Resolvemos ir de barco até Marrocos

Como não tínhamos dinheiro para pagar a um passador que nos orientasse por terra, resolvemos ir por mar até Marrocos. Um rapaz do Partido que era estivador, e que também tinha estado preso, o José Valadas, tinha conhecimento de um barco que estava à venda no Douro. Era um barco a remos, bastante sólido, precisando de algumas reparações. Fizeram-lhe uma cabine, instalaram um motor fora de borda e um leme na cabine com ligação ao motor. Tinha menos de seis metros, com um banco de cada lado e umas traves no meio. Apareceram cinco companheiros para a viagem. Um casal (a Helena e o Fernando), que nem tinha razões para fugir; um rapaz que era escriturário e já tinha estado preso, o Hermínio; o José Valadas, que disse que tinha carta de marear e nunca tinha pegado num barco; e outro amigo do Cláudio, que ia ser incorporado em Agosto, o Valdemar. Havia grandes lutas pelo domínio do barco, para decidir quem era o capitão. A Helena e o Fernando tinham a carta de marear da Mocidade Portuguesa e tinham pago a maior tranche do valor do barco. Por isso achavam que deviam ser eles a comandar. O resto da malta achava que os rapazes mais fortes deviam revezar-se no leme, e que o espaço era demasiado pequeno para se estabelecerem hierarquias. Cada um faria segundo as suas possibilidades.

Nós os dois fugimos do Porto, de comboio, na madrugada de S. João.
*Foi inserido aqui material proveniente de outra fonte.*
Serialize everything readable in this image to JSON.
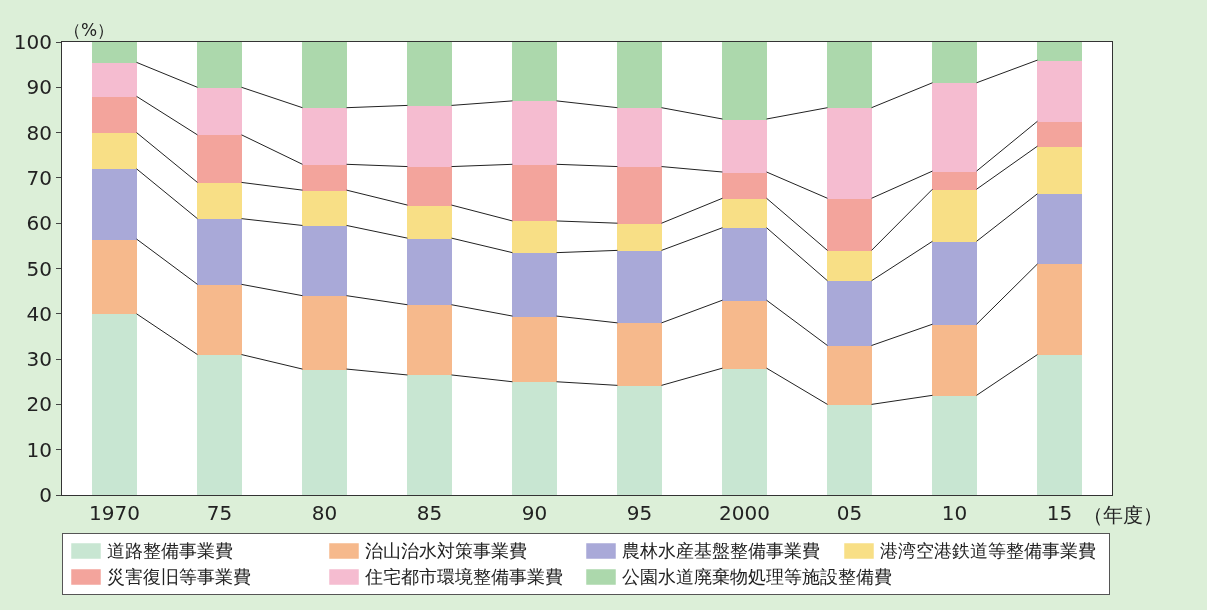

Ao mesmo tempo, os outros cinco saíam com o barco pelo Douro em direcção a Lisboa, onde nós os iríamos encontrar. Só tiveram dificuldades no Cabo da Roca. Assim que o Hermínio entrou no barco começou logo a enjoar, e passou a viagem toda sempre estirado no chão. Eu e o Cláudio íamos tentar arranjar em Lisboa cartões internacionais de estudantes, porém o José Bernardino, que era o nosso contacto, andava em viagem - pelo que não conseguimos os cartões de que precisaríamos no estrangeiro. Quando o barquito chegou a Cascais atracou na Marina. Foi lá que nos encontrámos os sete. Quando alguém contou que vinham do Porto, aquilo pareceu uma coisa espantosa, porque o motor Evinrude nunca tinha sido utilizado para viagens tão longas. Os representantes da marca souberam disso e queriam fazer uma festa no dia seguinte, para comemorar a proeza. Era uma festa onde estaria a polícia, porque todos os ajuntamentos metiam pides. Tivemos de fugir à socapa nessa mesma noite.

A viagem até Marrocos

Atravessar a barra de Lisboa, do Bugio, ainda por cima de noite, é uma coisa infernal. Pensámos que ficávamos logo ali. O Valadas ia ao volante. Passados dois ou três dias a navegar, sempre a ver a costa, chegámos a Sines. Resolvemos parar uns dias para recuperar forças e para encher o barco com mais mantimentos. Alojámo-nos numa casa familiar que alugava quartos. A Helena começou a fazer perguntas ao dono da casa, que acabou por nos dizer que era o cabo do mar. Tivemos de fugir novamente. Fomos para a Arrifana, um porto de pesca. Não existiam casas nenhumas, só cabanas de pescadores e uma falésia altíssima que, à época, só tinha escadas de corda. Estivemos lá oito dias a descansar. Comíamos lavagante, que era a única coisa que eles pescavam para fornecer hotéis. Enjoámos logo [Risos]. Fizemos bons amigos entre os pescadores. Eles perceberam perfeitamente que não íamos para o Algarve, até porque precisávamos de imenso combustível. O Cláudio e os outros foram várias vezes a Lagos de táxi para abastecer. Aí apercebemo-nos que só conseguíamos levar um determinado número de bidões, na medida em que tínhamos pouco espaço no barco. E os bidões que levássemos não seriam suficientes para chegarmos a Marrocos: íamos ficar sem gasolina no meio do mar. Aí começou o grande drama com o outro casal. Ela queria que fôssemos pelo Algarve para eles poderem desembarcar e ficar em terra. Dissemos-lhe que todos sabiam à partida o perigo que íamos enfrentar e foram de livre vontade, por isso, íamos continuar. Ela acabou por ceder. Lá iniciámos viagem, em direcção ao alto mar. Não queríamos dobrar o cabo de São Vicente, não só porque era muito difícil, mas também porque entrávamos em águas do Algarve e podíamos ser apanhados. Quando decidimos ir em frente e nos afastámos da costa, a Helena sacou de uma pistola e ameaçou matar-nos se não virássemos em direcção ao Algarve. O Cláudio, que estava perto dela, dá um salto, dá-lhe uma pancada no braço e lá vai a pistola pela borda fora. Ia desequilibrando o barco. Ela ficou aos gritos. Teve um ataque de pânico, creio eu. Quando serenou, foi buscar ao caixote a bandeira de Portugal, embrulhou-se nela e começou a rezar o terço em alta voz. Quando acabava um terço, começava a cantar o hino nacional. E recomeçava. Ninguém tugia nem mugia. Isto durante horas, até que acalmou definitivamente. Parece que a reza lhe fez bem. Foi à mala, tirou um papel e uma caneta e pôs-se a escrever. Meteu aquilo num envelope.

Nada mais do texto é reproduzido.